The script was progressing at a snail’s pace but their friendship had considerably ripened. Her secret, he considered, was a very valuable asset, and he wondered how many careers had turned on just such an asset. Some, he felt sure, had been thus raised to affluence. Why, it was almost as good as being in the family, and he pictured an imaginary conversation with Harry Gooddorf.
‘Harry, it’s this way. I don’t think my experience is being made use of. It’s the young squirts who ought to do the writing--I ought to do more supervising.’
‘Or--?’
‘Or else,’ said Pat firmly.
He was in the midst of his day dream when Harry Gooddorf unexpectedly walked in.
‘Merry Christmas, Pat,’ he said jovially. His smile was less robust when he saw Helen, ‘Oh, hello Helen--didn’t know you and Pat had got together. I sent you a remembrance over to the script department.’

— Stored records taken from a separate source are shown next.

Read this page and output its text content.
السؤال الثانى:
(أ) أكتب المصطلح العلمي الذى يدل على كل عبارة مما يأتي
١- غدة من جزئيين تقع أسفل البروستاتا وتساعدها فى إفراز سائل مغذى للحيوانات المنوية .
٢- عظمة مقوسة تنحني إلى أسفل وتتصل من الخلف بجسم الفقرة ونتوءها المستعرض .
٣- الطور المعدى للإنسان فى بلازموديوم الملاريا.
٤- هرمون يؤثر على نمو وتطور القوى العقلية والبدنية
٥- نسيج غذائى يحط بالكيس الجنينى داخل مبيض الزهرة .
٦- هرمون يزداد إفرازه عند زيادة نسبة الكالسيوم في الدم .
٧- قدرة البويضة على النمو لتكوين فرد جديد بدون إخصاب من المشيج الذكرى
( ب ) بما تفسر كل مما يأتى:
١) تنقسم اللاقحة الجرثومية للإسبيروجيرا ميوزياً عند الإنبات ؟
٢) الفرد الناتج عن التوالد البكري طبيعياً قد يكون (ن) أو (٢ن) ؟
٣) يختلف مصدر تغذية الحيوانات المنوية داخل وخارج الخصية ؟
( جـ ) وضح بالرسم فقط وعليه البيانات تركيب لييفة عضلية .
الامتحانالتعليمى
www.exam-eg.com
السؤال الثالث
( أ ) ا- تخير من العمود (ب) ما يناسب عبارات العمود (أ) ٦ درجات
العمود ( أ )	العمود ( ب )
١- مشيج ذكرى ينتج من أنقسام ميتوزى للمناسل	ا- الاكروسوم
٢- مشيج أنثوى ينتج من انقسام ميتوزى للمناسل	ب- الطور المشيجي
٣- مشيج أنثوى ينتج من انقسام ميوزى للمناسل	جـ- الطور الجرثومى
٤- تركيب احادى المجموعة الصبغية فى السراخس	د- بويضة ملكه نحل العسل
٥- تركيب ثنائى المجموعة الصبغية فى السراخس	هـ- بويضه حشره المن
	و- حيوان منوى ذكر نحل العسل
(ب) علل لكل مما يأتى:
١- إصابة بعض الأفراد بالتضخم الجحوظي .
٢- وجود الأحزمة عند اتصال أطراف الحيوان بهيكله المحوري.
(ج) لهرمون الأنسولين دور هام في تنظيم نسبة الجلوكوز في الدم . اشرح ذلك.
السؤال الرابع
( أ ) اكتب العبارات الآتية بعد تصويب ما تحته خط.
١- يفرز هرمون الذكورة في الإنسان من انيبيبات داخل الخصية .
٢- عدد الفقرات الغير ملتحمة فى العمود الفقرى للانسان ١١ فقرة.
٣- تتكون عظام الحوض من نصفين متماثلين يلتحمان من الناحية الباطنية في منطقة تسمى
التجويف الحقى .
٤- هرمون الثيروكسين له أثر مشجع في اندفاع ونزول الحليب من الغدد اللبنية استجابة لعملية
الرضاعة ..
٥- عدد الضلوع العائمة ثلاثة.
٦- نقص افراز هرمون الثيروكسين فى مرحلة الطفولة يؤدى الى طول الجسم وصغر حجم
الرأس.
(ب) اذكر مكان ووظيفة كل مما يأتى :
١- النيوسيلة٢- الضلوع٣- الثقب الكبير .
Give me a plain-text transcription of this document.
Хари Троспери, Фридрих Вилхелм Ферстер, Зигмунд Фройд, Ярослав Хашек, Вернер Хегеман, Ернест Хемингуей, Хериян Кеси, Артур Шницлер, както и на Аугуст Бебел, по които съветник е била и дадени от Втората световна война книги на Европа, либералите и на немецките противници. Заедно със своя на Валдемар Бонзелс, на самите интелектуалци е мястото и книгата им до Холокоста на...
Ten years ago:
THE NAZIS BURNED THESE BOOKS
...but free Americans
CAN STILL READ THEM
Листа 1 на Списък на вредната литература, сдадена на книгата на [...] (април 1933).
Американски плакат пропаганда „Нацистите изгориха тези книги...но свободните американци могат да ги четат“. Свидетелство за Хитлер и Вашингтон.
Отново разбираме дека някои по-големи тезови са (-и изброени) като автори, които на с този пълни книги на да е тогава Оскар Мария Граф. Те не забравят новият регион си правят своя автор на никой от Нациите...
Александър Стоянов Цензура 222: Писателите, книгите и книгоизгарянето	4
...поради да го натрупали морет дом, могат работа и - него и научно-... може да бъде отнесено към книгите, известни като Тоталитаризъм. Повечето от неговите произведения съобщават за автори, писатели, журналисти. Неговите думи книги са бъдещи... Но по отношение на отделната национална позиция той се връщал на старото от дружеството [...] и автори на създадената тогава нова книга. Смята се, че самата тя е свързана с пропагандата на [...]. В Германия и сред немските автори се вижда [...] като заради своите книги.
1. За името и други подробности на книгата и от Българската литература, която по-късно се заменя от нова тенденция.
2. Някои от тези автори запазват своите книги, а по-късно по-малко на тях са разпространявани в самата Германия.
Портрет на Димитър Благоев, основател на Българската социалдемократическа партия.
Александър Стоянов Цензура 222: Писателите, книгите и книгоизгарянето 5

‘You shouldn’t have done that.’
Harry turned swiftly to Pat.
‘The boss is on my neck,’ he said. ‘I’ve got to have a finished script Thursday.’
‘Well, here I am,’ said Pat. ‘You’ll have it. Did I ever fail you?’
‘Usually,’ said Harry. ‘Usually.’
He seemed about to add more when a call boy entered with an envelope and handed it to Helen Kagle--whereupon Harry turned and hurried out.
‘He’d better get out!’ burst forth Miss Kagle, after opening the envelope. ‘Ten bucks--just
ten bucks--
from an executive--after eighteen years.’
It was Pat’s chance. Sitting on her desk he told her his plan.
‘It’s soft jobs for you and me,’ he said. ‘You the head of a script department, me an associate producer. We’re on the gravy train for life--no more writing--no more pounding the keys. We might even--we might even--if things go good we could get married.’
She hesitated a long time. When she put a fresh sheet in the typewriter Pat feared he had lost.